On March 19, Representative Steve LaTourette (R-OH) —a member of the House Appropriations Subcommittee on Transportation, Housing and Urban Development, and Related Agencies—and Representative Marcia Fudge (D-OH) introduced the Restore our Neighborhoods Act of 2012, H.R. 4210. The bill would provide $4 billion for states and established land banks to issue 30-year demolition bonds, called Qualified Urban Demolition Bonds (QUDB), to demolish vacant, foreclosed, and abandoned homes.
Of the $4 billion allocated to the bond fund, $2 billion would be provided evenly to all states and $2 billion would be divided amongst states that have been hardest hit by the foreclosure crisis. Qualification as a hardest-hit state would be based on factors including unemployment, vacant housing rates, and foreclosure rates. States would have two years to issue the demolition bonds before their allocations would be redistributed to hardest-hit states.

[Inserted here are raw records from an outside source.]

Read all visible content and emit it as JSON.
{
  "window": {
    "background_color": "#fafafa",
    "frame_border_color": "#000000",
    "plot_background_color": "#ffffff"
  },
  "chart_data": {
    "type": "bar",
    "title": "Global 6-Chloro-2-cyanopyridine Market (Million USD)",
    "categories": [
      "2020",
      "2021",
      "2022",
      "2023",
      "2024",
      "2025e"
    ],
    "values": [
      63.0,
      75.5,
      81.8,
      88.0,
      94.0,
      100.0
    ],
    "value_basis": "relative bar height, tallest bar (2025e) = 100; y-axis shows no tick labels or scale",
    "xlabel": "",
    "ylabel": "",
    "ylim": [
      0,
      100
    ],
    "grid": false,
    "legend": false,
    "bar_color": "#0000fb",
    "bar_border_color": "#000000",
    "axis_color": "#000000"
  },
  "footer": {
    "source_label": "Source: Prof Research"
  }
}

At a press conference announcing the legislation, LaTourette and Fudge emphasized the need to remove uninhabitable and blighted properties from neighborhoods to help preserve property values. LaTourette said that in many neighborhoods, the only option is to demolish abandoned properties and replace them with new structures.
The funding would complement the federal Neighborhood Stabilization Program (NSP), of which 10 percent of funding can be used for demolition. The bill would also allow hardest-hit states, such as Ohio, to use up to their entire NSP allocation for demolition.